Either way, both teams nearly doubled their production in the final 20 minutes, mainly because both shot better than 50 percent after intermission.
The Cougars, 10 of 58 from beyond the arc their last three games coming in, were 3 of 16 at halftime. But they added three more makes on eight attempts in the second, and all were huge.
“We needed those 3s,” Bone said.
Reggie Moore hit one midway through a 24-8 run that spanned halftime and gave WSU an 11-point lead with 13:11 left. He finished with 11 points as only five Cougars scored, but all were in double figures.
Klay Thompson, who had 36 the first time these teams met but just 13 Saturday, buried a 3 with 11 minutes remaining that blunted Cal’s first rally.
And Faisal Aden, who added 18 points on 5-of-14 shooting, found the net from long range for the only time all night with 3:28 left. That gave WSU a 64-60 edge, after Cal had rallied once more to lead 60-57 with 5 minutes remaining.
But DeAngelo Casto, who went down hard with a twisted right ankle and left the court for a couple minutes to be retaped, scored two quick buckets – the second a thundering dunk after a Moore steal – before Aden hit his bomb. Casto finished with 14 points on 5-of-6 shooting, making him 15 of 17 for the weekend.
Aden’s 3-pointer made up somewhat for a missed breakaway dunk he had when WSU (17-8 overall, 7-6 and fourth in the Pac-10) had built the 11-point lead, 42-31, with 13:11 left.
At the end of a dominating WSU spell that stretched to the end of the first half, Montgomery earned a technical. Aden made both free throws.
The Cougars didn’t score on the possession, but on the other end Aden was basically handed the ball and raced down the court. When he came up short on the slam, though, it seemed to give Cal hope.
And Jorge Gutierrez and Harper Kamp led the Bears back.
California (13-12, 6-7) played without second-leading scorer and rebounder Allen Crabbe, concussed in the loss at UW. His replacement in the lineup was walk-on freshman Jeff Powers, a transfer from Denver who became eligible at the semester.
In only his fifth game, Powers kept the Bears close with a couple early 3s and he finished with a career-high 14 points. They needed his boost because Gutierrez, averaging 13.6 points per game, missed his first nine shots, throwing up three air-balls (part of nine combined for the teams).

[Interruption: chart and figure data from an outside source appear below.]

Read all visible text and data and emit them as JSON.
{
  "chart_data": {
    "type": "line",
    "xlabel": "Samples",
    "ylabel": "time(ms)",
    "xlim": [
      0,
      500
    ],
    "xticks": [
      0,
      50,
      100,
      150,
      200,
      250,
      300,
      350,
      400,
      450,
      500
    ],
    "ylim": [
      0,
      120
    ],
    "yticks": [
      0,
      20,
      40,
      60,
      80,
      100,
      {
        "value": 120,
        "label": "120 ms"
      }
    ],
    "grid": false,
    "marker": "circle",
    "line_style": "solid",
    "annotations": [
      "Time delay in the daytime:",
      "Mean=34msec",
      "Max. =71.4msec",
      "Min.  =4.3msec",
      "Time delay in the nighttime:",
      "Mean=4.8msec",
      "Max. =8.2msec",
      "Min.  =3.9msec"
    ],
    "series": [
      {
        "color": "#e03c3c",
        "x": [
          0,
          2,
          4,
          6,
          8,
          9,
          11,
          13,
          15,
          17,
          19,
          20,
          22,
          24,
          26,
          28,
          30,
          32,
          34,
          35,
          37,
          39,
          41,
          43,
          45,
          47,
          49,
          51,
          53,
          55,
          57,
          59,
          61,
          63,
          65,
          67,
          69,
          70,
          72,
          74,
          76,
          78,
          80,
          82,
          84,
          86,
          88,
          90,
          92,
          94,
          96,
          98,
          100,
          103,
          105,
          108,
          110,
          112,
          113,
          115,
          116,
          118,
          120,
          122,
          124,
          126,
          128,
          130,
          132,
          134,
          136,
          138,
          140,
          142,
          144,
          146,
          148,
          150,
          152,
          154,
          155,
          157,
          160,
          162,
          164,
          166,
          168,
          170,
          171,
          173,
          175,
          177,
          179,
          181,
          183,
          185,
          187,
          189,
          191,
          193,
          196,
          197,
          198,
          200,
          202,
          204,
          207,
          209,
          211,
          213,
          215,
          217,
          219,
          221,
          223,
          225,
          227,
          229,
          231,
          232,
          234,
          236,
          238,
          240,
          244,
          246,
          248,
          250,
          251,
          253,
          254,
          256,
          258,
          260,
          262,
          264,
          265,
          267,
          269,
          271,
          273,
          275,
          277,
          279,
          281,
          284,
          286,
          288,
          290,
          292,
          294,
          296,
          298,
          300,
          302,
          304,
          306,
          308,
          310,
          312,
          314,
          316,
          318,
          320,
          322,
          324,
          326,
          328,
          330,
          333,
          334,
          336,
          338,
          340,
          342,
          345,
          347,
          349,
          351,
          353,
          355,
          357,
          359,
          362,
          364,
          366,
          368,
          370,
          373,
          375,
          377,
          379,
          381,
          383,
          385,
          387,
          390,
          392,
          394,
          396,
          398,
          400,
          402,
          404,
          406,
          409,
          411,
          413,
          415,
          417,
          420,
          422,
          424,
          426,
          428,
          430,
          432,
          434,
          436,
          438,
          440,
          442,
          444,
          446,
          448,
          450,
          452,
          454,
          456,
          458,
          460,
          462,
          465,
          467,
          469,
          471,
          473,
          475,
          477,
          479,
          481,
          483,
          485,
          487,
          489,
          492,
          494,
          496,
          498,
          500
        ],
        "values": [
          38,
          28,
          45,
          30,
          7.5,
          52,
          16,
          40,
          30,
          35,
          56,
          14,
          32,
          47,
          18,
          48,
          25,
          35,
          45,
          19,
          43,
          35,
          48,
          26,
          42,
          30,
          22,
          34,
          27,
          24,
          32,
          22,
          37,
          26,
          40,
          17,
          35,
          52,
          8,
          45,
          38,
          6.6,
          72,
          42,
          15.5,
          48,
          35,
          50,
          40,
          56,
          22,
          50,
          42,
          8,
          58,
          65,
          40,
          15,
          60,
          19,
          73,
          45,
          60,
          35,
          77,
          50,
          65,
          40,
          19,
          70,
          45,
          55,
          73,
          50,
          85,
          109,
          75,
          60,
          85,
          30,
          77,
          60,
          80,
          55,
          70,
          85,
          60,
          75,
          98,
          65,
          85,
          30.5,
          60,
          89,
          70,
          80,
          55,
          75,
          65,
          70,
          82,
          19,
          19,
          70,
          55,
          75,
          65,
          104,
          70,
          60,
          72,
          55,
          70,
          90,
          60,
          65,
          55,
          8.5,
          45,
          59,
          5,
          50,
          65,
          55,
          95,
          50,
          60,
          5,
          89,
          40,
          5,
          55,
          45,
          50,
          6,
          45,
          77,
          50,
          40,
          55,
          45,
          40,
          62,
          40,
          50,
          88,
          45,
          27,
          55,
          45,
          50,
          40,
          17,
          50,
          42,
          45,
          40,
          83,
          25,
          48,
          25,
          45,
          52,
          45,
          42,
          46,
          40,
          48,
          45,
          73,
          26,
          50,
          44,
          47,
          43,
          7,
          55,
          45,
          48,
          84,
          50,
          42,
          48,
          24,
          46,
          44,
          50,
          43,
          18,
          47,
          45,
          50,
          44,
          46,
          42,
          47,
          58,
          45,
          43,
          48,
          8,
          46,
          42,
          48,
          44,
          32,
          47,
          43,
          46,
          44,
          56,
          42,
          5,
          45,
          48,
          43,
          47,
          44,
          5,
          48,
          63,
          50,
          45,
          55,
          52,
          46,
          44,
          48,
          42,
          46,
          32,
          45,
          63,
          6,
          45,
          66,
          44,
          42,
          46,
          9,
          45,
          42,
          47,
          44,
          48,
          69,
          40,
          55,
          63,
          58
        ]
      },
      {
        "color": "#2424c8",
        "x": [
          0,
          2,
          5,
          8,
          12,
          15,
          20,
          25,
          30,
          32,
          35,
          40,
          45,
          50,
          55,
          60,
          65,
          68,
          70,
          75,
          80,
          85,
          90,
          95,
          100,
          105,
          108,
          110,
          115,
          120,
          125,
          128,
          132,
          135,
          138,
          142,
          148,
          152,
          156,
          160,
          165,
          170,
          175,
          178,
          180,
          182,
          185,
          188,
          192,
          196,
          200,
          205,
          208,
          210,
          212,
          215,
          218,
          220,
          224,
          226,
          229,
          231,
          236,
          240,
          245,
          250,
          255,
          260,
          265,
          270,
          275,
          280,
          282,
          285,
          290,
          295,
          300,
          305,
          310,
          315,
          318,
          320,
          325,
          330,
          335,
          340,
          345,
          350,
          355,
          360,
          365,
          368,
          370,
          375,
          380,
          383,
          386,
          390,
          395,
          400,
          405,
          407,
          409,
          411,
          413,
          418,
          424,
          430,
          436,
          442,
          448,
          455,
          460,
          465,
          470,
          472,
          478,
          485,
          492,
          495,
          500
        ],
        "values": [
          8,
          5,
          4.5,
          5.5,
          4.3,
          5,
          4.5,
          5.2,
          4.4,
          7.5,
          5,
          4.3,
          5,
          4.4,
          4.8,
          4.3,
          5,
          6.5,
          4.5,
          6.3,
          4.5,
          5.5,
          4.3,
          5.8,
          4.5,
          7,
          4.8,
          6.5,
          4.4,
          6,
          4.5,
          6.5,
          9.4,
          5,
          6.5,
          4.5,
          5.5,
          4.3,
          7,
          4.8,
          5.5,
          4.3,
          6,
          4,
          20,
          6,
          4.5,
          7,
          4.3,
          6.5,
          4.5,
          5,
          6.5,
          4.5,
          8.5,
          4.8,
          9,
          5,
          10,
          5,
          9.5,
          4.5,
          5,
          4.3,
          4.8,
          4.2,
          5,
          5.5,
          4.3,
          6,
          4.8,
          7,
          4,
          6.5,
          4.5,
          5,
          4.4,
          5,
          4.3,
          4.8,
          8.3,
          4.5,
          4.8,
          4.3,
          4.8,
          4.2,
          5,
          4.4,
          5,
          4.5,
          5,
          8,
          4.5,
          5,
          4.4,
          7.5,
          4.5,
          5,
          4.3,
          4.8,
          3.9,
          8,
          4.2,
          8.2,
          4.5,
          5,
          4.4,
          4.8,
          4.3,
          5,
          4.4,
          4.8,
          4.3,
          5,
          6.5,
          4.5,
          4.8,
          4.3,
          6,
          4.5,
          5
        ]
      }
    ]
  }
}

But Gutierrez got hot late (his first hoop came at the 11:29 mark), hit five consecutive shots, and finished with 19 points. Six of those came from the free throw line, where he and Kamp (17 points, nine rebounds) lived in the final 2 minutes, keeping Cal close by hitting eight in a row.
And WSU was missing just enough free throws to help. Moore made just one of two twice, the second with 10.3 seconds left. Up by three, Bone called time and set the defense.
Gutierrez took the inbounds pass, dribbled up court quickly and got a pick on Thompson by Kamp.
“Our plan was to switch the screen and Brock was there but he got a good look,” Bone said. “Brock, luckily, is 6-10 and has long arms so he had a little bit of a presence. But I was hoping he would step up, be a little closer to him.”
Gutierrez’s look was clean, but the shot rattled in-and-out.
“That broke my heart,” Powers said. “I don’t think I’ve seen a shot at that point of a game, go in and out like that.”
“He came down off a ball screen and at that point they didn’t want to foul him, so they let him go and he got a really good look,” Montgomery said. “It was right at it, it just was just (in-and-out).”
Aden got the rebound and was fouled with 2.6 seconds left. It was over.
“Once again it wasn’t a real pretty game and we had to deal with adversity in a variety of ways,” Bone said, including “not shooting the ball well. That can be discouraging, especially early in the game. But they stuck with it and we were able to persevere.”